For the 2003 elections he was placed seventh on the Meretz list, but lost his seat when the party was reduced to six MKs. After leaving the Knesset he owned a restaurant called "Beit HaAm" in which the waiters wore shirts of Israeli youth movements. He was placed eighth on the party's list for the 2006 elections, but missed out on a seat as the party was reduced to five MKs. Prior to the 2009 elections Gilon won second place on the Meretz list, and returned to the Knesset when the party won three seats. He served as head of the Meretz faction in the Knesset, and was ranked as one of the five top legislators of social laws according to the Social Guard index.

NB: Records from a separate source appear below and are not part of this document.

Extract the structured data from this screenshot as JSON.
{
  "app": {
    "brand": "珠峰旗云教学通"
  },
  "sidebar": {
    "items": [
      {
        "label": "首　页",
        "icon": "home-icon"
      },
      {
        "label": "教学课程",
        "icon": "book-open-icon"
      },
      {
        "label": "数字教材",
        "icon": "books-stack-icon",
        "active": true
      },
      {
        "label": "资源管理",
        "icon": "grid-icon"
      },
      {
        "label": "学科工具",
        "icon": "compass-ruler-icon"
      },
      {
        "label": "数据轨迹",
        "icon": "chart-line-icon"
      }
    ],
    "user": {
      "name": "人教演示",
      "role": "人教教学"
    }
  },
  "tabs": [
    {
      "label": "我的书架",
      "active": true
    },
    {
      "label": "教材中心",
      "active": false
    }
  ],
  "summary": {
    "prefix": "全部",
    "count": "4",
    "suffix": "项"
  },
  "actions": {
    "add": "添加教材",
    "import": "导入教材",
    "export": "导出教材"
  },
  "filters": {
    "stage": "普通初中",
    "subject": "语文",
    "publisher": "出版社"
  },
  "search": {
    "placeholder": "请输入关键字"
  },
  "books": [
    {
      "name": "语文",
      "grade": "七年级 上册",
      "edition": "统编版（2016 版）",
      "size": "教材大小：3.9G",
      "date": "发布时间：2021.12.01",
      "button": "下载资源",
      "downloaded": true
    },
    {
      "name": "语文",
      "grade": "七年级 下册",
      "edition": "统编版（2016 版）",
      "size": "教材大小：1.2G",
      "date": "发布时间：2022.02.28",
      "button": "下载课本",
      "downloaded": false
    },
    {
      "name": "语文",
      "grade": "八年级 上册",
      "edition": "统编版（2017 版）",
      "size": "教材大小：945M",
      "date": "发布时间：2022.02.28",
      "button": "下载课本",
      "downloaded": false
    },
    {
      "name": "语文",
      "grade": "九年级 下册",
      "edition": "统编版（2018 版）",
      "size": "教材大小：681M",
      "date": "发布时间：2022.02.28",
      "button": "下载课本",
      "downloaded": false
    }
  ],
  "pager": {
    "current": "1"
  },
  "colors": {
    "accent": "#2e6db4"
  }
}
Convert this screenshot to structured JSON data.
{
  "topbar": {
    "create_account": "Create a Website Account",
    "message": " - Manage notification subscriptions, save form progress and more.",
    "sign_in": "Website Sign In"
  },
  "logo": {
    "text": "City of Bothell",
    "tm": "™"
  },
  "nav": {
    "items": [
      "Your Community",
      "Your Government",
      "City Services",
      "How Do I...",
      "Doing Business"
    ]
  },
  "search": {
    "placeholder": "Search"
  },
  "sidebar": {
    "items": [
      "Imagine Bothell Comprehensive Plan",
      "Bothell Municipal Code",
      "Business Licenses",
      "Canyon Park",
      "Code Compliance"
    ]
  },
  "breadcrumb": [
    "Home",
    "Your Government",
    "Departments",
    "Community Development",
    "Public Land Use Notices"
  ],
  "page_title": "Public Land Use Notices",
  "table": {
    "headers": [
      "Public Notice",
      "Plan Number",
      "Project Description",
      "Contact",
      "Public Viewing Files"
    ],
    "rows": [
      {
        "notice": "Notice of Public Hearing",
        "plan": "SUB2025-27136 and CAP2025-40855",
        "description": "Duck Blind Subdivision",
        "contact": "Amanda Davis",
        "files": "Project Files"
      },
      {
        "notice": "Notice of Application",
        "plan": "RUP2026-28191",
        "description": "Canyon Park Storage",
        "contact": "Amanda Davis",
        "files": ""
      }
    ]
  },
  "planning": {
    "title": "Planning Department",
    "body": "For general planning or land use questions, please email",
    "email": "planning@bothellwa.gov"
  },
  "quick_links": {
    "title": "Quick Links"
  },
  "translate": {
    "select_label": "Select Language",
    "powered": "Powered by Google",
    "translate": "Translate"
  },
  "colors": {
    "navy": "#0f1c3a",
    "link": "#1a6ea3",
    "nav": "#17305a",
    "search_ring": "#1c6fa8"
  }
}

In February 2012 Gilon ran for the Meretz leadership, finishing second with 37.7%, behind Zehava Gal-On (60%) and ahead of Ori Ophir (2.8%). He was re-elected in 2013, and again in 2015 after being placed second on the party's list. In 2018 he won the Henry Viscardi Achievement Award for leaders in disability sector. In February 2019, Gilon won the most votes in Meretz's first-ever list primaries. He retained second place on the Meretz list for the April 2019 elections, in which the party won four seats. Meretz contested the September 2019 elections as part of the Democratic Union alliance, with Gilon retaining his seat as the fifth-placed candidate on the alliance's list.

For the 2020 elections, Meretz ran on a joint list with Labor and Gesher. Gilon was placed eighth on the list, but lost his seat as the parties won only seven seats. He replaced Amir Peretz on 29 January 2021 as a member of the twenty-third Knesset after Peretz's Knesset resignation came into effect. He did not run for re-election in the March 2021 elections due to issues with his health.

Gilon died on 1 May 2022.

Gilon was married to Yehudit and was a father of four. He also had grandchildren, and lived in Ashdod.